For people of a certain age, PokémonPokérap’s is an instantly recognizable symbol. While it’s a simple song listing all 150 Pokémon that existed at the time, it’s become quite a song and many fans before – and today – might utter a single word. verse in just a moment.
Pokérap is played at the end of every Pokémon anime episode in the first season. The song was so long that it had to be divided into five parts, each assigned to a day of the week so that the entire song could play out throughout each week. It was performed by James “D-Train” Williams, an R&B artist, who did most of the vocals, while the song’s rap was performed by Babi Floyd, who passed away in 2013. The song was performed by Babi Floyd, who passed away in 2013. written by the music director at 4Kids Entertainment at the time, John Siegler, working with another writer named John Loeffler.
Pokérap’s Dark Side
In an interview with The Week in 2015, D-Train and Siegler discussed the song’s writing process and how they got involved in it. 4Kids is handling the anime localization and has reached out to D-Train and Babi Floyd through its roster of talented producers. D-Train says that the song was written by adding about five Pokémon at a time, getting the rhyme and rhythm right and then doing it again for the next few Pokémon, making its creation a lengthy process. They even went back and removed a Pokémon from the song, either due to a name change or if the Pokémon in question was Mew, because it hadn’t been revealed yet. D-Train claims Pokérap opened up Japan for him, because “everyone there knew it” and thus he was able to perform internationally.
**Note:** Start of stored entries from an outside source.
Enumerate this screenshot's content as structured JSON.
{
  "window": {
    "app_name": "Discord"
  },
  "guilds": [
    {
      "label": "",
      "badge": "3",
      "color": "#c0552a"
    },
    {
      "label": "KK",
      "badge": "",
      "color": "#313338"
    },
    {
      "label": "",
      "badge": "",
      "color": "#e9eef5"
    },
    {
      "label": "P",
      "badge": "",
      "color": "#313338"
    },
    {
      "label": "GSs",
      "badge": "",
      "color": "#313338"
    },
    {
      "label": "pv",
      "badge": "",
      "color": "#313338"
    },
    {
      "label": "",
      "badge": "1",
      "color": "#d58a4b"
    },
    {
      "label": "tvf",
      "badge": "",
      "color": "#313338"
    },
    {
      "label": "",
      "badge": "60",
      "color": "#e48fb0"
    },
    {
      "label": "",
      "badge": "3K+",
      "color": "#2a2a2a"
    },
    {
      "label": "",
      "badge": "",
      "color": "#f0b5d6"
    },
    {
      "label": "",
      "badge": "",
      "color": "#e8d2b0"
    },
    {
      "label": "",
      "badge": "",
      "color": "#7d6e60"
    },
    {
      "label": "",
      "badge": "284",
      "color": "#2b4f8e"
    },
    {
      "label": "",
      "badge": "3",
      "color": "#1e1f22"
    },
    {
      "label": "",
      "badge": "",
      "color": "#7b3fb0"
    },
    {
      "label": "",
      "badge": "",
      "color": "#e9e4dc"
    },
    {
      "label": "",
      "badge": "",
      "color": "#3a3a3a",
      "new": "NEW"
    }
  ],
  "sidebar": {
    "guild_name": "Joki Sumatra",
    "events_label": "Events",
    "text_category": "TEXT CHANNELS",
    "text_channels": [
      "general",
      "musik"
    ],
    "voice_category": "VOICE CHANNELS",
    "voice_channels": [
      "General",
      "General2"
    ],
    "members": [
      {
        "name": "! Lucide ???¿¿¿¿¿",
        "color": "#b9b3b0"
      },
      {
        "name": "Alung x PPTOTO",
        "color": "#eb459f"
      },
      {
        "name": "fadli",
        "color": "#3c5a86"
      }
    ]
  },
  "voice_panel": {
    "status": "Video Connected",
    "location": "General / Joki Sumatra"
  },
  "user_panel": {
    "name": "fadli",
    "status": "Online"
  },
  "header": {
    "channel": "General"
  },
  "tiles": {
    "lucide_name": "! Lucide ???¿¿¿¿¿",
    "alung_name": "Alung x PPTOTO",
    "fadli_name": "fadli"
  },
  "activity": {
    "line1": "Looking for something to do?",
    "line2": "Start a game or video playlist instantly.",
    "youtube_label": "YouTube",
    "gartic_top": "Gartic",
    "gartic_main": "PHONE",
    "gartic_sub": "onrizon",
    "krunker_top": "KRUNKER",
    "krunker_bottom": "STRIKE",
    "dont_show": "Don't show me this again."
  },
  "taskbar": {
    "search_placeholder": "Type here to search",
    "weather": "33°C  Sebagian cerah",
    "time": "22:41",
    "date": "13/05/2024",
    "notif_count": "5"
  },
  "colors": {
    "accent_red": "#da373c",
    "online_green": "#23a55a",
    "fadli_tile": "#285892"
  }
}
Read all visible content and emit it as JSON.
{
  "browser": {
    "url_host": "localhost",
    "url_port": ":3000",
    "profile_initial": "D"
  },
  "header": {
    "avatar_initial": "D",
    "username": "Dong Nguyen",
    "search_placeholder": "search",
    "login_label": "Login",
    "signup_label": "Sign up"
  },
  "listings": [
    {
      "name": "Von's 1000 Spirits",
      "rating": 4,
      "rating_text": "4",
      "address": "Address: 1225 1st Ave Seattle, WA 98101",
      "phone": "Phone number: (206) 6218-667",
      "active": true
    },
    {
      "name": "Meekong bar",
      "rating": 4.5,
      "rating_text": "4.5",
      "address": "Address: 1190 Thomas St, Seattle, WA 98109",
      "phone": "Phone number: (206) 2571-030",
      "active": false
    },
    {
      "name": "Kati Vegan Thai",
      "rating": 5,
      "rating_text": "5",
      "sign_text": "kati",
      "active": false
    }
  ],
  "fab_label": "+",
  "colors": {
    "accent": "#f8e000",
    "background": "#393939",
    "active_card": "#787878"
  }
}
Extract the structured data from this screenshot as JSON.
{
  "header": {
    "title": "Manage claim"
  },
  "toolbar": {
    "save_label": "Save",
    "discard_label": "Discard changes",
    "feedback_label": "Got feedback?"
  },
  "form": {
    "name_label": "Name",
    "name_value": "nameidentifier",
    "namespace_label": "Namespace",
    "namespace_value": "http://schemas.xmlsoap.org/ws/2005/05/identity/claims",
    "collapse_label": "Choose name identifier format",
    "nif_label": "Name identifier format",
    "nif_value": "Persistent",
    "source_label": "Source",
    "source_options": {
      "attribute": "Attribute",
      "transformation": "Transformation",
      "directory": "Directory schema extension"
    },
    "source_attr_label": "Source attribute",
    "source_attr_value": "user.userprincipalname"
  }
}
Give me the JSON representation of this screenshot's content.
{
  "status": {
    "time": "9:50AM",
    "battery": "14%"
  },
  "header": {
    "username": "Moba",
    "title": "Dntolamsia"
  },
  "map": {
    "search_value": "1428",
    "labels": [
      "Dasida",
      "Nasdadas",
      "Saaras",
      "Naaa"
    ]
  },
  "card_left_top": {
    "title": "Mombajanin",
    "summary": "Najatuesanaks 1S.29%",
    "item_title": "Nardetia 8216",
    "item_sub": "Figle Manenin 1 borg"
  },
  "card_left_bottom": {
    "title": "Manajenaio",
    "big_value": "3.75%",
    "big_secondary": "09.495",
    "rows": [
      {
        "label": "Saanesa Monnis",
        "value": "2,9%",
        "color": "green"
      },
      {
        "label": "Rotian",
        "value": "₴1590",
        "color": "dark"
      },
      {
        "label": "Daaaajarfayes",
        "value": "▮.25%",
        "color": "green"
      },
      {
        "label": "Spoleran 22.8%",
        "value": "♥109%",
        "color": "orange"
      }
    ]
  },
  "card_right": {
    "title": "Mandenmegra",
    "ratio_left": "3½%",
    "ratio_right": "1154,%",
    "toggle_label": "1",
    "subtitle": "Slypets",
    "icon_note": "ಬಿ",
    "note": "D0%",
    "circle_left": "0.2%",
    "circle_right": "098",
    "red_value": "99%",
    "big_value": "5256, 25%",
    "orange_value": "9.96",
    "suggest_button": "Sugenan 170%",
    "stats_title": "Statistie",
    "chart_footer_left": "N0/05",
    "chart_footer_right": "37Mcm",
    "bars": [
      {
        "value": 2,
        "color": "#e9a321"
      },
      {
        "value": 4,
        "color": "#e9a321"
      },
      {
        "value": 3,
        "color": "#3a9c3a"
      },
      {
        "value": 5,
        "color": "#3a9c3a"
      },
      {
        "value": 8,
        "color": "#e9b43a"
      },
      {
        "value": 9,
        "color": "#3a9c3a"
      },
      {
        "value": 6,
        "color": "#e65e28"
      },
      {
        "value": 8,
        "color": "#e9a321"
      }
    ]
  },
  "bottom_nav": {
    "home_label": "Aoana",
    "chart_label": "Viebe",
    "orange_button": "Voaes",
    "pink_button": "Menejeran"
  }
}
Despite the song’s success, D-Train and Floyd did not receive any royalties due to an agreement with 4Kids at the time of recording. While Babi Floyd and D-Train have never joined a lawsuit over the matter, unlike some of the others involved in creating the original music for the dub, this has made the relationship with 4Kids a no-brainer. rift. D-Train said in the interview that he takes pride in his work with Pokémon and is happy that his children can know their father created Pokérap. Siegler looked back on the song with less fondness, feeling that it didn’t carry much musical value compared to some of the other original works he had created for the anime.
The story behind PokémonUnfortunately, its Pokérap is pretty typical, but it’s nice to know that at least the D-Train looks back on the song affectionately.